Pour poursuivre l’immersion et comprendre les rapports de force en présence au moment de la guerre de Boshin, il convient de se rendre au musée consacré au Shinsengumi (10 h-17 h, 300 yens), cette force au service du shôgun, dont les principes moraux et le respect à l’égard du code du guerrier (bushidô) lui valent une grande notoriété. Situé dans un ancien entrepôt de la rue Nanokamachi, construit en 1889, il est divisé en deux parties avec un magasin d’antiquités appelé Mukashiya au rez-de-chaussée, et le musée proprement dit au premier étage. On y trouve des documents anciens sur le clan Aizu, le Shinsengumi, et les armées qui s’affrontaient. Il y a plusieurs sites historiques à proximité : la tombe de Saitô Hajime, chef du Shinsengumi, et l’auberge Shimizuya, où Hijikata Toshizô, autre figure du Shinsengumi, a séjourné.

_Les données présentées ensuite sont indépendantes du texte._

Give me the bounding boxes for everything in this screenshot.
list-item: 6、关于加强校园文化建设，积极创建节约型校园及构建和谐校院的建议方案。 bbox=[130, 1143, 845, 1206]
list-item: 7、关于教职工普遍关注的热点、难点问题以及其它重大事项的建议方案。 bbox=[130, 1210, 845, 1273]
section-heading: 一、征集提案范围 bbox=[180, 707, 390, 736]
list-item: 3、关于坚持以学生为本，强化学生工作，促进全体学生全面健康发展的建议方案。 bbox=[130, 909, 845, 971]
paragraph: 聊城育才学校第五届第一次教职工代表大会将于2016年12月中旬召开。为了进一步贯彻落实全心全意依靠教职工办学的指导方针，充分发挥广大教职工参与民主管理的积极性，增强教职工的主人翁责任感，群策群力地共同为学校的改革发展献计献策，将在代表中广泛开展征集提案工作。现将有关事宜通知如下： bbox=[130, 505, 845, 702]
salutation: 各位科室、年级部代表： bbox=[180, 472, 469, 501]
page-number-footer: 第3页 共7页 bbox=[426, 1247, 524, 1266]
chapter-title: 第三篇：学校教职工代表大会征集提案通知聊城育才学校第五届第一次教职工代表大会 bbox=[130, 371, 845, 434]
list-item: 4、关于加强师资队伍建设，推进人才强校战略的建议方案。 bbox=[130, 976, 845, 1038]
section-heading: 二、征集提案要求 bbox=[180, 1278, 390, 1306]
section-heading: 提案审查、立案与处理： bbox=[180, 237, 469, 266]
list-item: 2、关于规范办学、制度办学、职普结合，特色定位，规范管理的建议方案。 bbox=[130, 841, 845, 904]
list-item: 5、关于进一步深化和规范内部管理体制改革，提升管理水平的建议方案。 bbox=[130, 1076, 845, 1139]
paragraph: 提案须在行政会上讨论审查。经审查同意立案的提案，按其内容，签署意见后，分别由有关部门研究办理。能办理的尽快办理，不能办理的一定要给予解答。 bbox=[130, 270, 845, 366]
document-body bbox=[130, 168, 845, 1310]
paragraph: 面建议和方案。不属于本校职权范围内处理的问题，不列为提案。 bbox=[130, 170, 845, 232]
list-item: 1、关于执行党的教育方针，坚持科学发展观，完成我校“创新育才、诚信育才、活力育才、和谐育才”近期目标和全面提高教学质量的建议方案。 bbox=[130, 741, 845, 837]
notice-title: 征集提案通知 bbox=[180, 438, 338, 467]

Pour plonger un peu plus profondément dans le temps, juste avant qu’Aizu-Wakamatsu n’exprime son esprit rebelle, rendez-vous à Ôuchi-juku. Ville étape sur la route Shimotsuke Kaidô, l’une des plus fréquentées pour se rendre à Edo jusqu’au milieu du XIXe siècle, elle a conservé de nombreux bâtiments d’époque dans un cadre magnifique quelle que soit la saison. Situé à une trentaine de minutes en train d’Aizu-Wakamatsu via la compagnie Aizu Railway jusqu’à la gare de Yunokami Onsen, Ôuchi-juku est l’endroit idéal pour finir sa découverte d’Aizu-Wakamastu, d’autant plus qu’il existe tout autour plusieurs sources d’eau chaude qui sauront réveiller le rebelle qui sommeille en vous.
Odaira Namihei
Pour s’y rendre
Au départ de Tôkyô, empruntez le Tôhoku Shinkansen jusqu’à la gare de Kôriyama, puis prenez la ligne Ban’etsu-sai jusqu’à la gare d’Aizu-Wakamatsu. Comptez environ trois heures.